No “Union Without Unity”

The pastor we are quoting granted that “we do not agree with each other in all things.” And he adds: “that’s why there are different denominations.” Yet his suggestion to unite regardless is the idea we have heard, and for conscience’ sake rejected, many times before. It is the old argument which says “agree to disagree agreeably” for the sake of an outward peace and unity.

Against such “union without unity” of Bible doctrine, we as an orthodox and confessional Lutheran church, continue to take our stand upon the clear words of Holy Scripture and with our Lutheran forebears who said:

“From this our explanation, friends and enemies, and therefore every one, may clearly infer that we have no intention of yielding aught of the eternal, immutable truth of God for the sake of temporal peace, tranquility, and unity (which, moreover, is not in our power to do). Nor would such peace and unity, since it is devised against the truth and for its suppression, have an permanency. Still less are we inclined to adorn and conceal a corruption of the pure doctrine and manifest, condemned errors. But we entertain heartfelt pleasure and love for, and are on our part sincerely inclined and anxious to advance, that unity according to our utmost power, by which His glory remains to God uninjured, nothing of the divine truth of the Holy Gospel is surrendered, no room is given to the least error, poor sinners are brought to true, genuine repentance, raised up by faith, confirmed in new obedience, and thus justified and eternally saved alone through the sole merit of Christ.” (The Formula of Concord, Thor. Decl. Art. XI, p. 1095)

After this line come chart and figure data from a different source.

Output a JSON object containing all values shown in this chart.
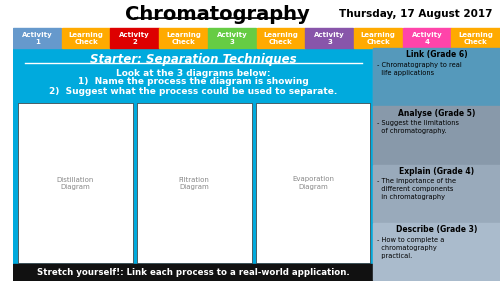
{
  "title": "Chromatography",
  "date": "Thursday, 17 August 2017",
  "bg_color": "#00AADD",
  "header_bg": "#FFFFFF",
  "activity_tabs": [
    {
      "label": "Activity\n1",
      "color": "#6699CC"
    },
    {
      "label": "Learning\nCheck",
      "color": "#FFAA00"
    },
    {
      "label": "Activity\n2",
      "color": "#DD0000"
    },
    {
      "label": "Learning\nCheck",
      "color": "#FFAA00"
    },
    {
      "label": "Activity\n3",
      "color": "#66CC44"
    },
    {
      "label": "Learning\nCheck",
      "color": "#FFAA00"
    },
    {
      "label": "Activity\n3",
      "color": "#8855AA"
    },
    {
      "label": "Learning\nCheck",
      "color": "#FFAA00"
    },
    {
      "label": "Activity\n4",
      "color": "#FF44AA"
    },
    {
      "label": "Learning\nCheck",
      "color": "#FFAA00"
    }
  ],
  "starter_title": "Starter: Separation Techniques",
  "instructions": [
    "Look at the 3 diagrams below:",
    "1)  Name the process the diagram is showing",
    "2)  Suggest what the process could be used to separate."
  ],
  "stretch": "Stretch yourself!: Link each process to a real-world application.",
  "right_panel": [
    {
      "grade": "Link (Grade 6)",
      "color": "#5599BB",
      "text": "- Chromatography to real\n  life applications"
    },
    {
      "grade": "Analyse (Grade 5)",
      "color": "#8899AA",
      "text": "- Suggest the limitations\n  of chromatography."
    },
    {
      "grade": "Explain (Grade 4)",
      "color": "#99AABB",
      "text": "- The importance of the\n  different components\n  in chromatography"
    },
    {
      "grade": "Describe (Grade 3)",
      "color": "#AABBCC",
      "text": "- How to complete a\n  chromatography\n  practical."
    }
  ]
}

A certain theologian tells a story that illustrates the absurdness of compromising biblical absolutes:

Imagine two schools of mathematics, one run by a wise man, the other by a fool. In the first, children are taught that 2 + 2 = 4; in the second that 2 + 2 = 3. Then along comes a teacher who says that after all, love is the most important thing. Why should there be differences between teachers of mathematics? Let them each agree to make a small concession so that both can teach the same way. Then the children can be taught that 2 + 2 = 3 1/2. Whoever refuses to accept such a loving solution is a fanatic, a bigot, and is no longer worthy to be a teacher of mathematics.

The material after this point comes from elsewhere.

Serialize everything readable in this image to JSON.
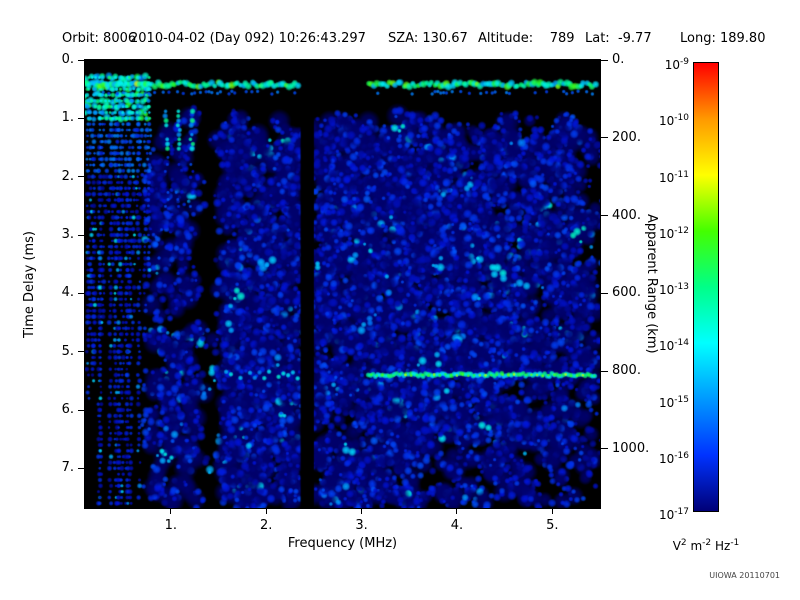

Such is the thinking in today’s churches! However, to concede one point of Holy Scripture is an act of disobedience to the Lord. Today, God’s people are asked repeatedly to compromise the Word of God, but we must be faithful and never give in to their demands.

Editor’s note: This excerpt is adapted from an article we saw in The Vine and the Branches, a publication of ELCA conservatives.

A follow-up to the above:

In May of this year the pope issued an encyclical on Christian unity. Also seizing on John 17:21, he titled it Ut Unum Sint (“That They may Be One”). In it he calls on Protestants “to engage with me in a patient and fraternal dialogue” on major doctrinal points. According to Christianity Today, while some, such as Richard John Neuhaus, a Catholic priest and former Lutheran, call the pope’s statement “historic” and “unprecedented,” many Protestants see it as an appeal to compromise for the sake of external unity.

As far as our position on the pope is concerned, we stand on the confession of Article 43 of the Brief Statement: ” . . . We teach that the prophecies of the Holy Scriptures concerning the Antichrist, 2 Thess. 2:3-12; 1 John 2:18, have been fulfilled in the Pope of Rome and his dominion . . . he anathematizes the very heart of the Gospel of Christ, that is, the doctrine of the forgiveness of sins by grace alone, for Christ’s sake alone, through faith alone, without any merit or worthiness in man . . .”

It is not surprising that the liberal Lutherans are moving toward reconciliation with Rome. Both twist Christ’s words in John 17:21, making that passage a cloak for compromise. However, no true heirs of Martin Luther and the orthodox Lutheran Reformation will ever sit in “patient and fraternal dialogue” with the Antichrist.